Umbilical cord digestion: after umbilical cord is transported to the laboratory, use phosphate buffered saline buffer PBS (Gibco Company products) washing to remove blood and amniotic fluid 2 times.In 2 grades of Biohazard Safety Equipments, carrying out umbilical cord handles.Prepare an aseptic bag and include 1 medium size operation staight scissors, 1 medium size operation straight forceps, 1 glass culture dish, 1 100ml beaker that diameter is 10cm.With umbilical cord scissors is the umbilical cord section of 2-3cm, takes out Umbilical artery respectively and umbilical vein discards.The umbilical cord section is cut into 3mm * 3mm * 5mm fritter; Being transferred to the 50ml tapered bottom gathers in the third ethene centrifuge tube; Perfect medium (Stemcell company) to contain 0.1%IV Collagen Type VI enzyme α MEM substratum (Worthington company) and
(catalog number (Cat.No.) 05420) serum-free and do not have animal component is a Digestive system; Add 25ml and place the constant temperature shaking table with 37 ℃, 250rpm digestion 2 hours, the digestion back is with 3 times of α MEM substratum washing 3 times removals collagenase and collagens with the Digestive system volume.
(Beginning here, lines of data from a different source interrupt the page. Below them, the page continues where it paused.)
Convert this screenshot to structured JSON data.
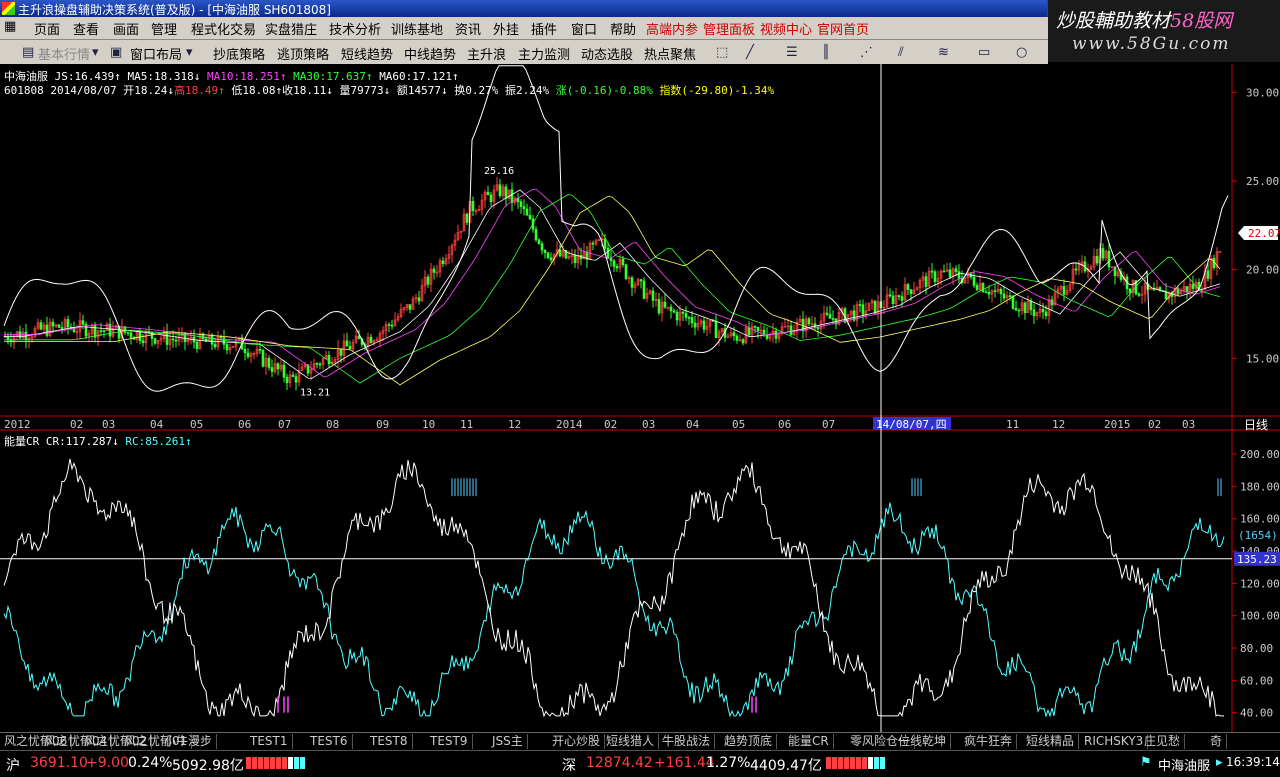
{
  "window": {
    "title": "主升浪操盘辅助决策系统(普及版) - [中海油服 SH601808]"
  },
  "watermark": {
    "line1a": "炒股輔助教材",
    "line1b": "58股网",
    "line2": "www.58Gu.com"
  },
  "menu": {
    "items": [
      "页面",
      "查看",
      "画面",
      "管理",
      "程式化交易",
      "实盘猎庄",
      "技术分析",
      "训练基地",
      "资讯",
      "外挂",
      "插件",
      "窗口",
      "帮助"
    ],
    "red_items": [
      "高端内参",
      "管理面板",
      "视频中心",
      "官网首页"
    ]
  },
  "toolbar": {
    "basic": "基本行情",
    "layout": "窗口布局",
    "buttons": [
      "抄底策略",
      "逃顶策略",
      "短线趋势",
      "中线趋势",
      "主升浪",
      "主力监测",
      "动态选股",
      "热点聚焦"
    ]
  },
  "quote": {
    "line1": {
      "name": "中海油服",
      "js": "JS:16.439↑",
      "ma5": "MA5:18.318↓",
      "ma10": "MA10:18.251↑",
      "ma30": "MA30:17.637↑",
      "ma60": "MA60:17.121↑"
    },
    "line2": {
      "code_date": "601808 2014/08/07",
      "open": "开18.24↓",
      "high": "高18.49↑",
      "low": "低18.08↑",
      "close": "收18.11↓",
      "vol": "量79773↓",
      "amt": "额14577↓",
      "turn": "换0.27%",
      "amp": "振2.24%",
      "chg": "涨(-0.16)-0.88%",
      "idx": "指数(-29.80)-1.34%"
    }
  },
  "price_axis": {
    "ticks": [
      "30.00",
      "25.00",
      "20.00",
      "15.00"
    ],
    "values": [
      30,
      25,
      20,
      15
    ],
    "current": "22.07",
    "current_value": 22.07,
    "min": 11.8,
    "max": 31.6
  },
  "labels": {
    "high": "25.16",
    "low": "13.21",
    "cursor_date": "14/08/07,四",
    "period": "日线"
  },
  "time_axis": [
    "2012",
    "02",
    "03",
    "04",
    "05",
    "06",
    "07",
    "08",
    "09",
    "10",
    "11",
    "12",
    "2014",
    "02",
    "03",
    "04",
    "05",
    "06",
    "07",
    "10",
    "11",
    "12",
    "2015",
    "02",
    "03"
  ],
  "cr": {
    "title": "能量CR",
    "cr": "CR:117.287↓",
    "rc": "RC:85.261↑",
    "ticks": [
      "200.00",
      "180.00",
      "160.00",
      "140.00",
      "120.00",
      "100.00",
      "80.00",
      "60.00",
      "40.00"
    ],
    "tick_values": [
      200,
      180,
      160,
      140,
      120,
      100,
      80,
      60,
      40
    ],
    "marker": "(1654)",
    "cursor_value": "135.23",
    "cursor_num": 135.23
  },
  "tabs": [
    "风之忧郁06",
    "风之忧郁04",
    "风之忧郁02",
    "风之忧郁01",
    "小牛漫步",
    "TEST1",
    "TEST6",
    "TEST8",
    "TEST9",
    "JSS主",
    "开心炒股",
    "短线猎人",
    "牛股战法",
    "趋势顶底",
    "能量CR",
    "零风险仓位",
    "一线乾坤",
    "疯牛狂奔",
    "短线精品",
    "RICHSKY3",
    "庄见愁",
    "奇"
  ],
  "status": {
    "sh_label": "沪",
    "sh_index": "3691.10",
    "sh_chg": "+9.00",
    "sh_pct": "0.24%",
    "sh_amt": "5092.98亿",
    "sz_label": "深",
    "sz_index": "12874.42",
    "sz_chg": "+161.44",
    "sz_pct": "1.27%",
    "sz_amt": "4409.47亿",
    "stock": "中海油服",
    "time": "16:39:14"
  },
  "colors": {
    "up": "#ff4040",
    "down": "#33ff33",
    "ma10": "#ff44ff",
    "ma30": "#33ff33",
    "rc": "#55ffff",
    "menu_red": "#cc0000"
  }
}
Tissue Culture Flask wrapper sheet: carried out wrapper sheet in advance in 1 day.Dilute adherent matrix components (Stemcell company), T-75cm with 1: 28 ratio with PBS
2Culturing bottle adds the adherent matrix of 5ml, tightens bottle cap horizontal positioned ambient temperature overnight.Exhaust liquid component with the 10ml transfer pipet before using next day and avoid adherent of exposing cell.Aqua sterilisa is cleaned in aseptic aqua sterilisa washing 1 time, and room temperature leaves standstill 15min.
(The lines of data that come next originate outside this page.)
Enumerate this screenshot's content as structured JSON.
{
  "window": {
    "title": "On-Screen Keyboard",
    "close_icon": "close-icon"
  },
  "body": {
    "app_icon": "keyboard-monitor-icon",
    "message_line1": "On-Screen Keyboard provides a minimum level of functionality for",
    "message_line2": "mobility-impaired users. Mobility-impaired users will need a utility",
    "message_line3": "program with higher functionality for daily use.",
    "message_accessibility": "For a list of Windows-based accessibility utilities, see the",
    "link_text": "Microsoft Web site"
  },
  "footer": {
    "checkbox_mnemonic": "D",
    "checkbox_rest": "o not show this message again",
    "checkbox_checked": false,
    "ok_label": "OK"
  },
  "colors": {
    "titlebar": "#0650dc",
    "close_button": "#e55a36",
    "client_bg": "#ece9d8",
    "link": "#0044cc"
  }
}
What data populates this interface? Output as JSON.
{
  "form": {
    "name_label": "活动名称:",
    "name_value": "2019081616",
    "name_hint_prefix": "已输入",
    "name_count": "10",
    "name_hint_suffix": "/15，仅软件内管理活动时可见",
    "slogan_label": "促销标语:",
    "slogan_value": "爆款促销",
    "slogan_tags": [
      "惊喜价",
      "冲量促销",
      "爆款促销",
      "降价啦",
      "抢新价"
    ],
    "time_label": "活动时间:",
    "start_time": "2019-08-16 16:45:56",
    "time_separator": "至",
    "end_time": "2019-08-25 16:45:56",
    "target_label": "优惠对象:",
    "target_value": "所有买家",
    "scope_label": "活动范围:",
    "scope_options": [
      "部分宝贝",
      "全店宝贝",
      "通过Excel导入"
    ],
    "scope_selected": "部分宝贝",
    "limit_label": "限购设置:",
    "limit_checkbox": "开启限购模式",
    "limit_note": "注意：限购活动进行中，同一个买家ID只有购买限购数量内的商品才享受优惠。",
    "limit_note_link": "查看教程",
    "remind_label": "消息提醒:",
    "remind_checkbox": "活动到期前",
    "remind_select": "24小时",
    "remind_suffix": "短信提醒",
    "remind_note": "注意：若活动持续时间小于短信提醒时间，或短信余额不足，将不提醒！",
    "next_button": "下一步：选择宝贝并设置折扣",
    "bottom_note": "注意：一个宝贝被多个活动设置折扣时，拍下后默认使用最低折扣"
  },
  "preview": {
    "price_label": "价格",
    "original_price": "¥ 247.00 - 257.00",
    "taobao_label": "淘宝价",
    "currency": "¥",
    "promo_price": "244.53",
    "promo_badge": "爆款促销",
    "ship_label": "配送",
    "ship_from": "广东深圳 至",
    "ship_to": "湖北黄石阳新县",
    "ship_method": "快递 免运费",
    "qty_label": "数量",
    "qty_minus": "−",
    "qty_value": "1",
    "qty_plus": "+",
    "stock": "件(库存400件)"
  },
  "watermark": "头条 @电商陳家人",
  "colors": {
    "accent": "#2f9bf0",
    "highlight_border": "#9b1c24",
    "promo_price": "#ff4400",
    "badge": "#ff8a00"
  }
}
Umbilical cord mesenchymal stem cells is former be commissioned to train foster: will digest back umbilical cord fritter and cell suspension with 75-150ml
(Catalog#05420) serum-free not have the perfect medium of animal component resuspended.Suspension is transferred to the T-75cm that adherent matrix components encapsulated
2Culturing bottle places 37 ℃ and 5%CO
2, cultivated 48 hours in the 95% humidity incubator.Cultivate 48 as a child visible fusiformis attached cells; Exhaust nutrient solution also with α MEM substratum washing 1 time; Add fresh
serum free medium, changed liquid once in after this per 2 days.Reach 80%-85% until fusiformis attached cell degree of converging, the general time is 8-12 days, promptly gets P0 for mescenchymal stem cell.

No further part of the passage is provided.